What does it take to be a Chief Communication Officer? The sequel.

A couple of years ago, we posted the results of research that showed how the role of the Chief Communication Officer (CCO) has evolved during our era of digital disruption. While not many of us will work our way to the CCO level, we know that these rising expectations will ripple down to communicators at all levels.

That’s why a recent survey of more than 200 communication leaders conducted by Page, a global professional association for senior public relations and corporate communications executives and educators, is of such importance.

The survey results, titled The CCO as Pacesetter | What It Means, Why It Matters, How to Get There, identifies four areas of emphasis: brand stewardship, organizational culture, societal value creation, and digital capabilities. Take a look at the summaries of these four areas.

CCOs are increasingly responsible for corporate brand stewardship.

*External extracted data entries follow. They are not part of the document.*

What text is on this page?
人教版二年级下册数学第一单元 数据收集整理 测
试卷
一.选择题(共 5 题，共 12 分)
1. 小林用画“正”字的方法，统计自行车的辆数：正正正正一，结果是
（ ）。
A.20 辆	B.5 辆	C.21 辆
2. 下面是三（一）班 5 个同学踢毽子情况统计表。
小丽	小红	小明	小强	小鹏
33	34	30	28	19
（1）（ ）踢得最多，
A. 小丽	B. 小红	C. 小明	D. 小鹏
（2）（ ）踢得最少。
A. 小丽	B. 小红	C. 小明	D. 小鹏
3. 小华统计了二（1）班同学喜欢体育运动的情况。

“This requires a multi-stakeholder perspective, an appreciation of the new drivers of reputation, an arm-in-arm linkage with the company’s culture initiatives and, in many cases, a fundamental rethinking of the meaning of the brand. CCOs are stepping up. And they are doing more than enforcing logo standards and communicating corporate “narratives” – they are creating systems and tools to ensure that the actual experiences stakeholders have with their companies are consistently on brand” (p. 6).

CCOs are heavily engaged in instilling a new kind of corporate culture

“Digital businesses move at the speed of innovation and insight, continually learn, make decisions based on data, and are truly customer-centric and agile. Modern businesses eschew hierarchy, thrive on diversity in every dimension and authentically contribute to society. CCOs are working to establish or scale such cultures. They are moving beyond traditional employee engagement practices, beyond storytelling and internal communications campaigns. They and their teams are collaborating with the Chief Human Resources Officer and across the C-Suite to provide the reinforcement, rituals, training, tools and systems to enable the new culture” (p.6).

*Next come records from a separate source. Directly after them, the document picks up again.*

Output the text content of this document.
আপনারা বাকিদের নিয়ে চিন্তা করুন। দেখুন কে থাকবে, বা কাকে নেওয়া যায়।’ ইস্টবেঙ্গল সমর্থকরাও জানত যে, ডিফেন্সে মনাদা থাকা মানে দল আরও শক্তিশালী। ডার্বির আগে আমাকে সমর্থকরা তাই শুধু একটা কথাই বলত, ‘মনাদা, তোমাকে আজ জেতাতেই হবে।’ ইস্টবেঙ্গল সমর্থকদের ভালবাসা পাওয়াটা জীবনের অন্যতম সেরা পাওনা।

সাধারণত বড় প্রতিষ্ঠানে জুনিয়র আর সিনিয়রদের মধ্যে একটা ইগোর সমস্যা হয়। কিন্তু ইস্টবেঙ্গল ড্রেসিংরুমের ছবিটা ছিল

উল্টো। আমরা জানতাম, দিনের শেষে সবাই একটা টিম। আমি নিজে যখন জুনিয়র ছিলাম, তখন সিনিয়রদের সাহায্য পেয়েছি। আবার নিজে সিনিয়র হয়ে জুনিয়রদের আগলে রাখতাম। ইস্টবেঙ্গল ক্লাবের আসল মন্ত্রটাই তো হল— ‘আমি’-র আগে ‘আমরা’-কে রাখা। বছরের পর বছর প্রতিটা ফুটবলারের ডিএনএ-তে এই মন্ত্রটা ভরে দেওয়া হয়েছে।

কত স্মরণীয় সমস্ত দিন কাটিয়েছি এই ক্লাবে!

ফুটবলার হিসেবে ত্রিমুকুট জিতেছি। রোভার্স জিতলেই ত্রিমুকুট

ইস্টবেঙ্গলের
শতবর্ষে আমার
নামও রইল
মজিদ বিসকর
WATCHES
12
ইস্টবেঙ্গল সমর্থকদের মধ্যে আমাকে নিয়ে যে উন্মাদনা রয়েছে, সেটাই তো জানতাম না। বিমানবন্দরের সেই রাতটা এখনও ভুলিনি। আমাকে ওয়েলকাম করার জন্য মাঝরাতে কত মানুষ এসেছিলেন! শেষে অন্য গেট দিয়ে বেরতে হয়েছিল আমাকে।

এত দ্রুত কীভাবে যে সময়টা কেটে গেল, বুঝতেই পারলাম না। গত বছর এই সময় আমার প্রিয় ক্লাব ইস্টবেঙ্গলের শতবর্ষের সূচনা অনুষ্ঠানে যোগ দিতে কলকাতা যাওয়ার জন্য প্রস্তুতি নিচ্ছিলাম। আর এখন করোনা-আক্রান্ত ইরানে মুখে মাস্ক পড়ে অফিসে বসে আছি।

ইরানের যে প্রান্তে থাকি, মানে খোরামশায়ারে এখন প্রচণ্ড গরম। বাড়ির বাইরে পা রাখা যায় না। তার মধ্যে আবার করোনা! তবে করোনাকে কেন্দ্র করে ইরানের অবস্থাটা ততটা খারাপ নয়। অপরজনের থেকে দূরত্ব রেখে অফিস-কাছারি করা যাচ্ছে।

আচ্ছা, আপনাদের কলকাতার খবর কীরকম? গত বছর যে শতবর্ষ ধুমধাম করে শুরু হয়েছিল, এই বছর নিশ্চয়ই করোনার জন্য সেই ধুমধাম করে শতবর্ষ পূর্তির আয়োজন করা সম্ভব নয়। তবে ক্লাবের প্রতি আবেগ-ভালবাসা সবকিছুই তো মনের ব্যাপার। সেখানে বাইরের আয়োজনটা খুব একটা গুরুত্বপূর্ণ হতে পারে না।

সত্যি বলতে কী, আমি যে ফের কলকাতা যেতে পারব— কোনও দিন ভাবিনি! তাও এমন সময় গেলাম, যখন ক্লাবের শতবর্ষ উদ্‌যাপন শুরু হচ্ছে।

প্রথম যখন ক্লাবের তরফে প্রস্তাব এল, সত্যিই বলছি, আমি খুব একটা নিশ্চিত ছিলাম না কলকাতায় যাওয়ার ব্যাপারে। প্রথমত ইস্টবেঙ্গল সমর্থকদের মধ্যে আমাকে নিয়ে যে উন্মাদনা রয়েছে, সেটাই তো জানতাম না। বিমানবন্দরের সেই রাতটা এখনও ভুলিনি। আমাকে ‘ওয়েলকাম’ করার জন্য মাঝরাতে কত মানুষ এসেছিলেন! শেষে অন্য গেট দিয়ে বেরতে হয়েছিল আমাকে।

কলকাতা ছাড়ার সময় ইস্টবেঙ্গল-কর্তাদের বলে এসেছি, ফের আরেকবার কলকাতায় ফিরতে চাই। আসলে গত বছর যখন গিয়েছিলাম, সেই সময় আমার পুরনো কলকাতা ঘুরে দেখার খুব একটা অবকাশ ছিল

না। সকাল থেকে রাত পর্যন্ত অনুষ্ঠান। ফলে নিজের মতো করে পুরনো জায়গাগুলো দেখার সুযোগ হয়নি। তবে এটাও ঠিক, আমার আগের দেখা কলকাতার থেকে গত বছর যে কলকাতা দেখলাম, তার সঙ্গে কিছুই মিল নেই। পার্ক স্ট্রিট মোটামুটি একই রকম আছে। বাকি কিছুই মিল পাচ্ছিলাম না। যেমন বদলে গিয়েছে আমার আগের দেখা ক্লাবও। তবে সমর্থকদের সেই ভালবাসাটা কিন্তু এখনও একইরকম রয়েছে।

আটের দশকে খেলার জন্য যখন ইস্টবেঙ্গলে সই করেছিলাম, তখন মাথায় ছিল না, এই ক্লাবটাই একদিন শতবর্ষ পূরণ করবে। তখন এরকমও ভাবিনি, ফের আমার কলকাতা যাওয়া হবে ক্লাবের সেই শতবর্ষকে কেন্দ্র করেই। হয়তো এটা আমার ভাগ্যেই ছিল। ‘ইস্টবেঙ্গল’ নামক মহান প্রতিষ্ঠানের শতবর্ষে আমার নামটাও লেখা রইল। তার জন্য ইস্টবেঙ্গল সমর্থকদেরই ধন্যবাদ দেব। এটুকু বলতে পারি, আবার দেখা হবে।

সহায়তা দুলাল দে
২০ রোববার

CCOs are helping to define an enterprise commitment to societal value creation.

“Stakeholders increasingly expect businesses to create not only customer and shareholder value, but broader societal value, as well. CCOs are helping enterprises rethink their corporate purpose with a focus on societal value, and driving changes in business strategy and planning to make societal value creation an integral part of the fabric of the business” (p.7).

CCOs are investing in technology and talent to make their functions more agile, more digital, more data- and analytics-driven.

“Virtually every CCO has developed digital capabilities, but until recently this has been used to produce and disseminate digital content and to analyze traditional and social media. Now CCOs are adding to these publishing and listening capabilities. They are…digitally engaging target audiences and nurturing them along a designed journey toward some action. Progressive CCOs are establishing dedicated teams, formally training them on Agile methods, and equipping them with modern “tech stacks” that are increasingly automated” (p.7).

Are you seeing these areas of emphasis in your organization? And are you preparing yourself for these challenges, regardless of your communication role?